- Taking The Hard Way Out: Gold & The “Big Bomb Of Debt Monetization”
by David Hay Evergreen Gavekal blog, via https://www.zerohedge.com/
- Interest rates and inflation couldn’t be more different today than they were in the 1970s.
- One of the shocking surprises of the last decade is that despite ultra-low, zero, or, even, negative interest rates inflation has generally fallen rather than risen.
- Yet, when it comes to asset prices (US stocks, global bonds, and real estate), it has been a completely different story.
- One asset class that hasn’t risen as swiftly as others is gold and other precious metals.
- This underperformance has caused most American investors—be they retail or institutional—to give up on precious metals as an essential asset class.
- However, John Hathaway, who is considered to be the “Warren Buffett of the precious metals space,” is much more bullish given all of the macro-economic factors at play.
- In the short-term, John and top economist David Rosenberg anticipate we could have a recession in 2020.
- This becomes much more probable should financial markets correct hard next year after this year’s historic and euphoric rally.
- We are likely to see governments and central banks launch a coordinated blitz made up of additional trillions of pseudo-money and unbridled spending should a recession hit.
- With most US portfolios heavily skewed towards paper assets (i.e. stocks and bonds) and nearly devoid of hard assets (i.e. energy producers/transporters, gold miners, copper producers, and agriculture nutrient companies) the stage is set for a significant paradigm shift over the next decade.
TAKING THE HARD WAY OUT
40 years is a very long time, at least in human terms.
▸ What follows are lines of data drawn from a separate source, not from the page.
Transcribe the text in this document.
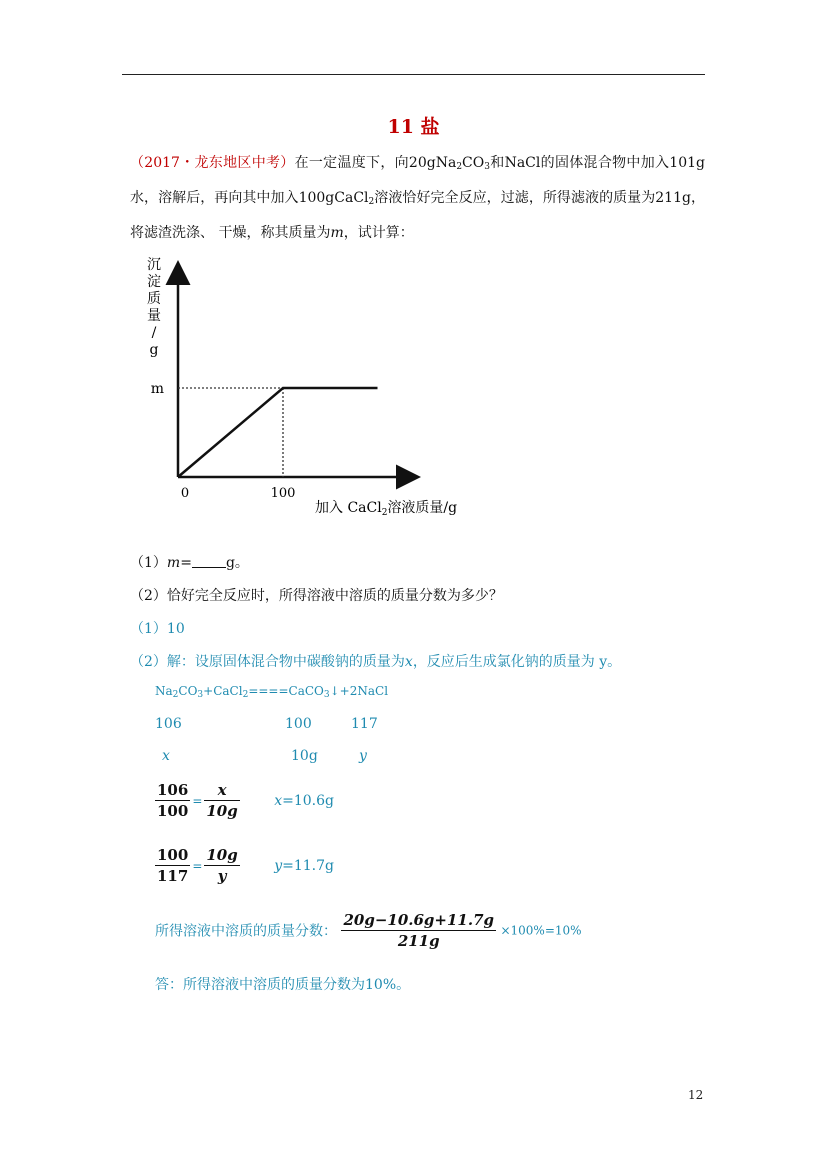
11 盐
（2017・龙东地区中考）在一定温度下，向$20gNa_2CO_3$和NaCl的固体混合物中加入101g水，溶解后，再向其中加入100gCaCl$_2$溶液恰好完全反应，过滤，所得滤液的质量为211g，将滤渣洗涤、 干燥，称其质量为m，试计算：
m
100
0
加入 CaCl$_2$溶液质量/g
沉淀质量/ g
（1）m= g。
（2）恰好完全反应时，所得溶液中溶质的质量分数为多少？
（1）10
（2）解：设原固体混合物中碳酸钠的质量为x，反应后生成氯化钠的质量为 y。
$Na_2CO_3+CaCl_2====CaCO_3↓+2NaCl$
106	100	117
x	10g	y
$\frac{106}{100} = \frac{x}{10g} x=10.6g$
$\frac{100}{117} = \frac{10g}{y} y=11.7g$
所得溶液中溶质的质量分数： $\frac{20g-10.6g+11.7g}{211g} \times 100\%=10\%$
答：所得溶液中溶质的质量分数为10%。
12
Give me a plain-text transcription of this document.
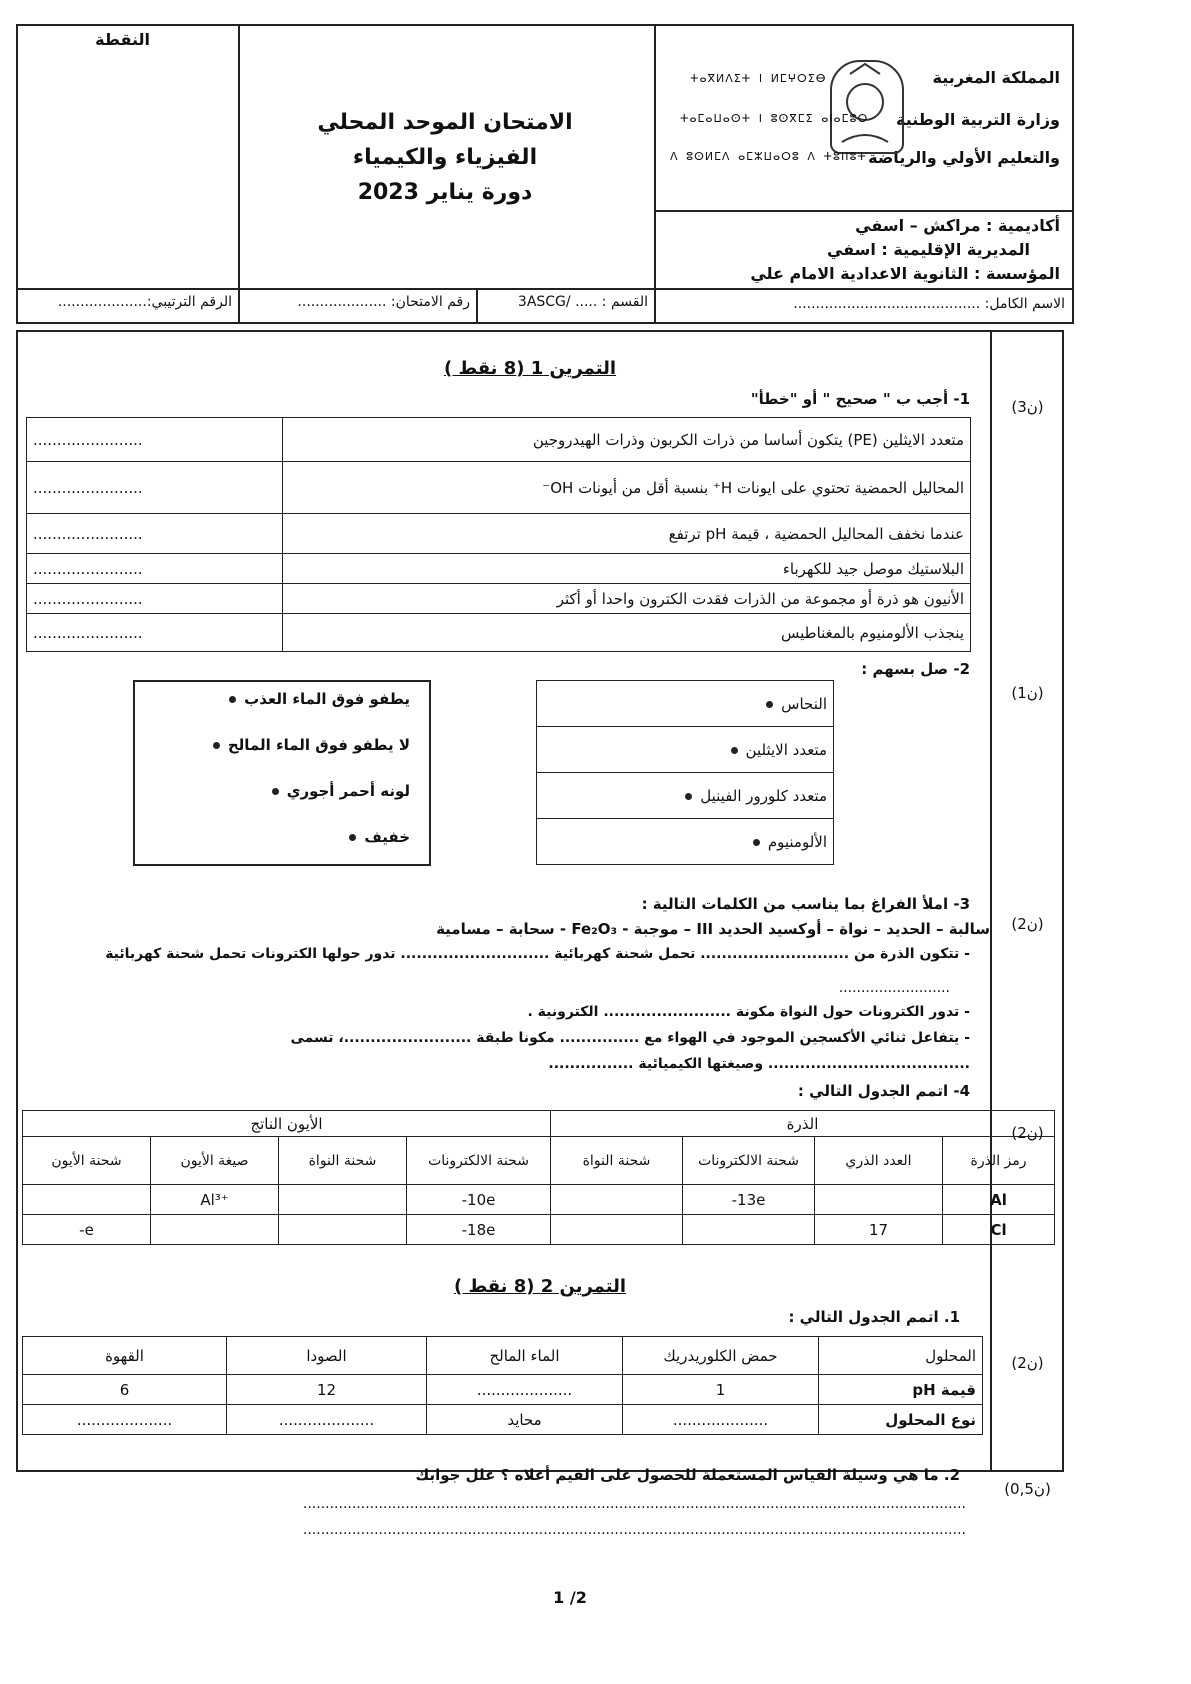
النقطة
الامتحان الموحد المحلي
الفيزياء والكيمياء
دورة يناير 2023
المملكة المغربية
وزارة التربية الوطنية
والتعليم الأولي والرياضة
ⵜⴰⴳⵍⴷⵉⵜ ⵏ ⵍⵎⵖⵔⵉⴱ
ⵜⴰⵎⴰⵡⴰⵙⵜ ⵏ ⵓⵙⴳⵎⵉ ⴰⵏⴰⵎⵓⵔ
ⴷ ⵓⵙⵍⵎⴷ ⴰⵎⵣⵡⴰⵔⵓ ⴷ ⵜⵓⵏⵏⵓⵜ
أكاديمية : مراكش – اسفي
المديرية الإقليمية : اسفي
المؤسسة : الثانوية الاعدادية الامام علي
الاسم الكامل: ..........................................
القسم : ..... /3ASCG
رقم الامتحان: ....................
الرقم الترتيبي:....................
التمرين 1 (8 نقط )
1- أجب ب " صحيح " أو "خطأ"	(3ن)
.......................	متعدد الايثلين (PE) يتكون أساسا من ذرات الكربون وذرات الهيدروجين
.......................	المحاليل الحمضية تحتوي على ايونات H⁺ بنسبة أقل من أيونات OH⁻
.......................	عندما نخفف المحاليل الحمضية ، قيمة pH ترتفع
.......................	البلاستيك موصل جيد للكهرباء
.......................	الأنيون هو ذرة أو مجموعة من الذرات فقدت الكترون واحدا أو أكثر
.......................	ينجذب الألومنيوم بالمغناطيس
2- صل بسهم :
(1ن)
النحاس
متعدد الايثلين
متعدد كلورور الفينيل
الألومنيوم
يطفو فوق الماء العذب
لا يطفو فوق الماء المالح
لونه أحمر أجوري
خفيف
3- املأ الفراغ بما يناسب من الكلمات التالية :
(2ن)
سالبة – الحديد – نواة – أوكسيد الحديد III – موجبة - Fe₂O₃ - سحابة – مسامية
- تتكون الذرة من ............................ تحمل شحنة كهربائية ............................ تدور حولها الكترونات تحمل شحنة كهربائية
.........................
- تدور الكترونات حول النواة مكونة ........................ الكترونية .
- يتفاعل ثنائي الأكسجين الموجود في الهواء مع ............... مكونا طبقة ........................، تسمى
...................................... وصيغتها الكيميائية ................
4- اتمم الجدول التالي :
(2ن)
الأيون الناتج				الذرة			
شحنة الأيون	صيغة الأيون	شحنة النواة	شحنة الالكترونات	شحنة النواة	شحنة الالكترونات	العدد الذري	رمز الذرة
	Al³⁺		-10e		-13e		Al
-e			-18e			17	Cl
التمرين 2 (8 نقط )
1. اتمم الجدول التالي :
(2ن)
القهوة	الصودا	الماء المالح	حمض الكلوريدريك	المحلول
6	12	....................	1	قيمة pH
....................	....................	محايد	....................	نوع المحلول
2. ما هي وسيلة القياس المستعملة للحصول على القيم أعلاه ؟ علل جوابك
(0,5ن)
.....................................................................................................................................................
.....................................................................................................................................................
1 /2
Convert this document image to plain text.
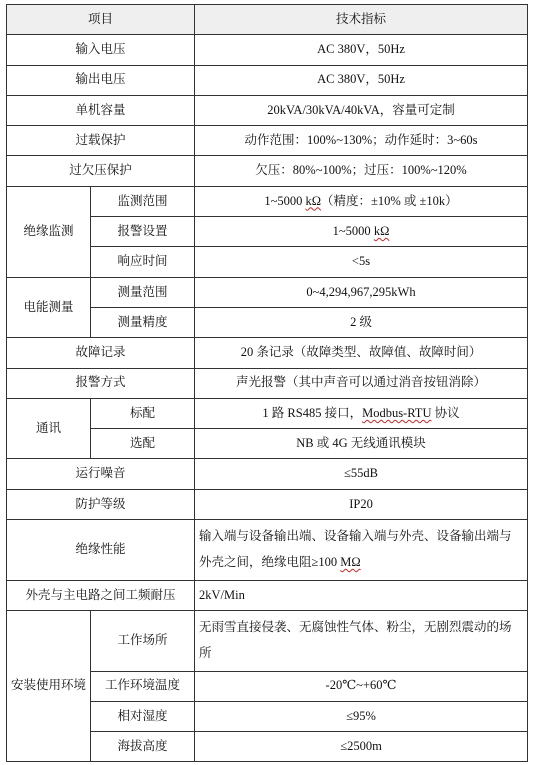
项目		技术指标
输入电压		AC 380V，50Hz
输出电压		AC 380V，50Hz
单机容量		20kVA/30kVA/40kVA，容量可定制
过载保护		动作范围：100%~130%；动作延时：3~60s
过欠压保护		欠压：80%~100%；过压：100%~120%
绝缘监测	监测范围	1~5000 kΩ（精度：±10% 或 ±10k）
	报警设置	1~5000 kΩ
	响应时间	<5s
电能测量	测量范围	0~4,294,967,295kWh
	测量精度	2 级
故障记录		20 条记录（故障类型、故障值、故障时间）
报警方式		声光报警（其中声音可以通过消音按钮消除）
通讯	标配	1 路 RS485 接口，Modbus-RTU 协议
	选配	NB 或 4G 无线通讯模块
运行噪音		≤55dB
防护等级		IP20
绝缘性能		输入端与设备输出端、设备输入端与外壳、设备输出端与外壳之间，绝缘电阻≥100 MΩ
外壳与主电路之间工频耐压		2kV/Min
安装使用环境	工作场所	无雨雪直接侵袭、无腐蚀性气体、粉尘，无剧烈震动的场所
	工作环境温度	-20℃~+60℃
	相对湿度	≤95%
	海拔高度	≤2500m
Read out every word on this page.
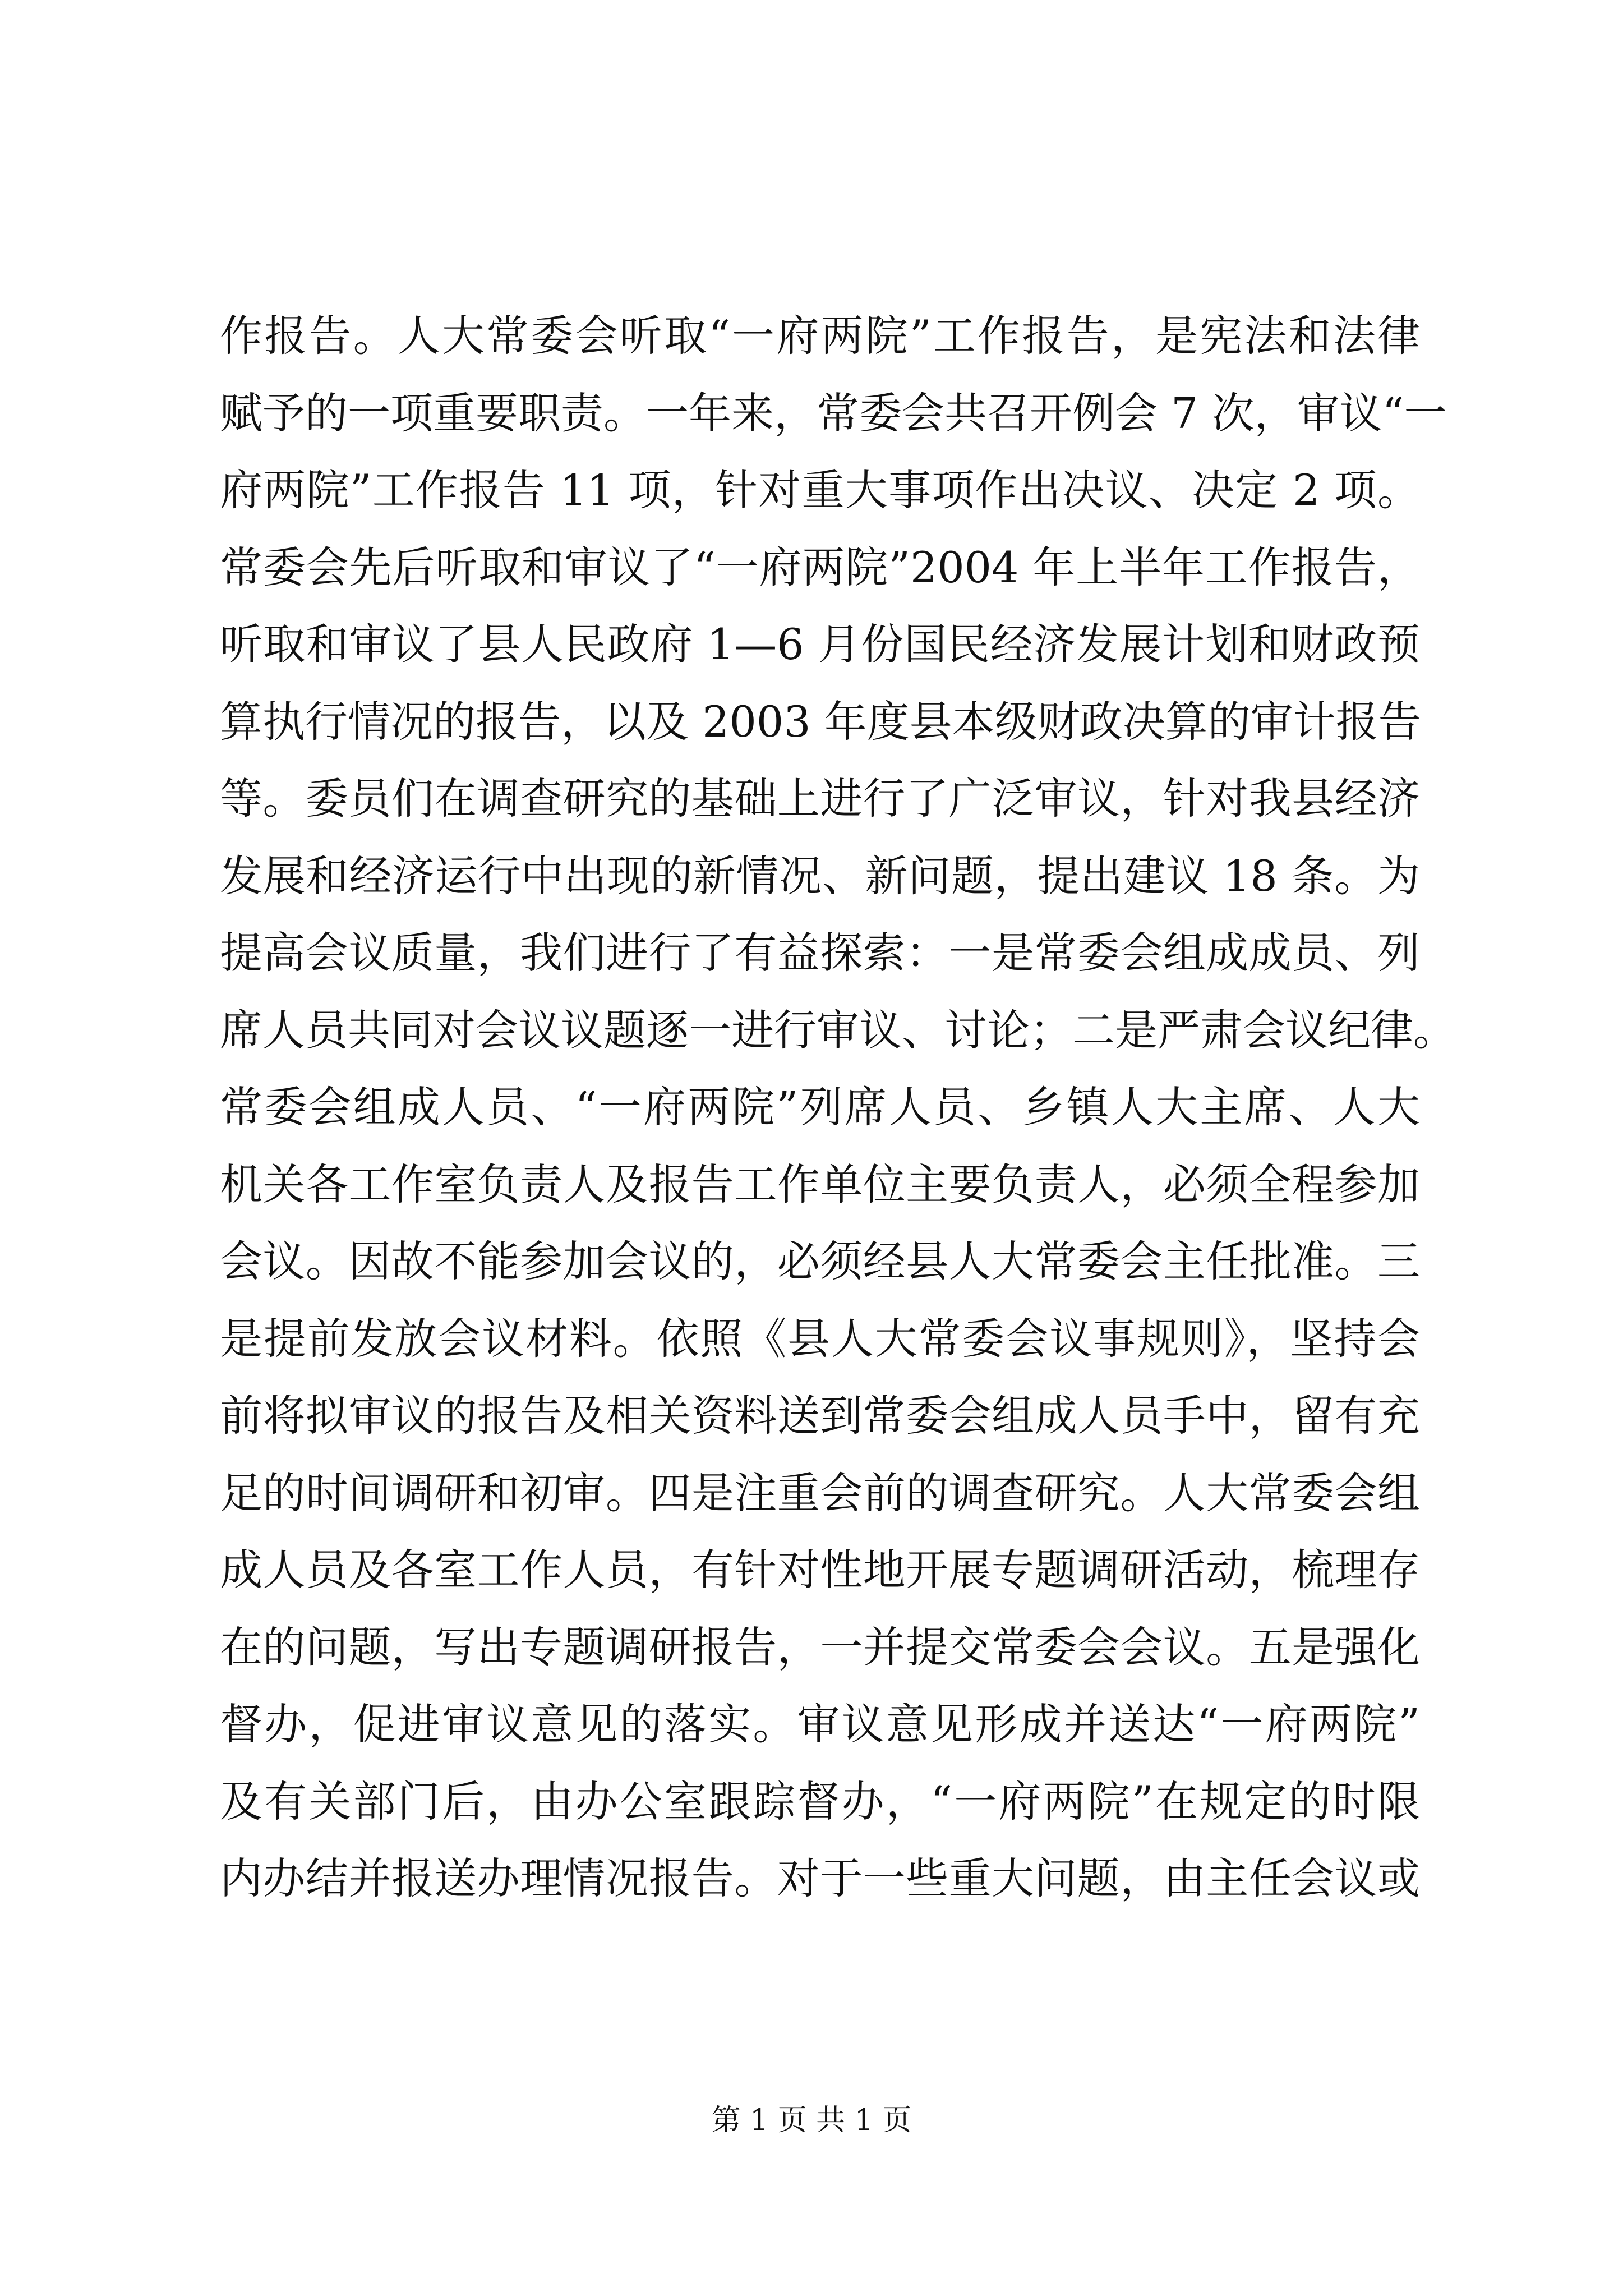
作报告。人大常委会听取“一府两院”工作报告，是宪法和法律
赋予的一项重要职责。一年来，常委会共召开例会 7 次，审议“一
府两院”工作报告 11 项，针对重大事项作出决议、决定 2 项。
常委会先后听取和审议了“一府两院”2004 年上半年工作报告，
听取和审议了县人民政府 1—6 月份国民经济发展计划和财政预
算执行情况的报告，以及 2003 年度县本级财政决算的审计报告
等。委员们在调查研究的基础上进行了广泛审议，针对我县经济
发展和经济运行中出现的新情况、新问题，提出建议 18 条。为
提高会议质量，我们进行了有益探索：一是常委会组成成员、列
席人员共同对会议议题逐一进行审议、讨论；二是严肃会议纪律。
常委会组成人员、“一府两院”列席人员、乡镇人大主席、人大
机关各工作室负责人及报告工作单位主要负责人，必须全程参加
会议。因故不能参加会议的，必须经县人大常委会主任批准。三
是提前发放会议材料。依照《县人大常委会议事规则》，坚持会
前将拟审议的报告及相关资料送到常委会组成人员手中，留有充
足的时间调研和初审。四是注重会前的调查研究。人大常委会组
成人员及各室工作人员，有针对性地开展专题调研活动，梳理存
在的问题，写出专题调研报告，一并提交常委会会议。五是强化
督办，促进审议意见的落实。审议意见形成并送达“一府两院”
及有关部门后，由办公室跟踪督办，“一府两院”在规定的时限
内办结并报送办理情况报告。对于一些重大问题，由主任会议或
第 1 页 共 1 页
But when it comes to inflation, the not-so-fine 1979 seems like 400 years ago. It was in that difficult year — with spiking oil prices pushing the CPI up at close to a double-digit rate — President Jimmy Carter appointed Paul Volcker as the head of the Federal Reserve. Even in those days, Mr. Volcker was a larger than life figure—in more ways than one.
He stood 6’7” and he had already earned a reputation as a “hard money” proponent, in contrast to the politically-pliant and inflation-prone Fed heads who had preceded him in the wake of the last strong Fed chairman, William Chesney Martin. The latter was one of the few men Paul Volcker looked up to, reputationally if not literally. He also was the creator of the line that in time would become immortal, at least in economic circles: “It’s the Fed’s job to take away the punch bowl just when the party gets going.”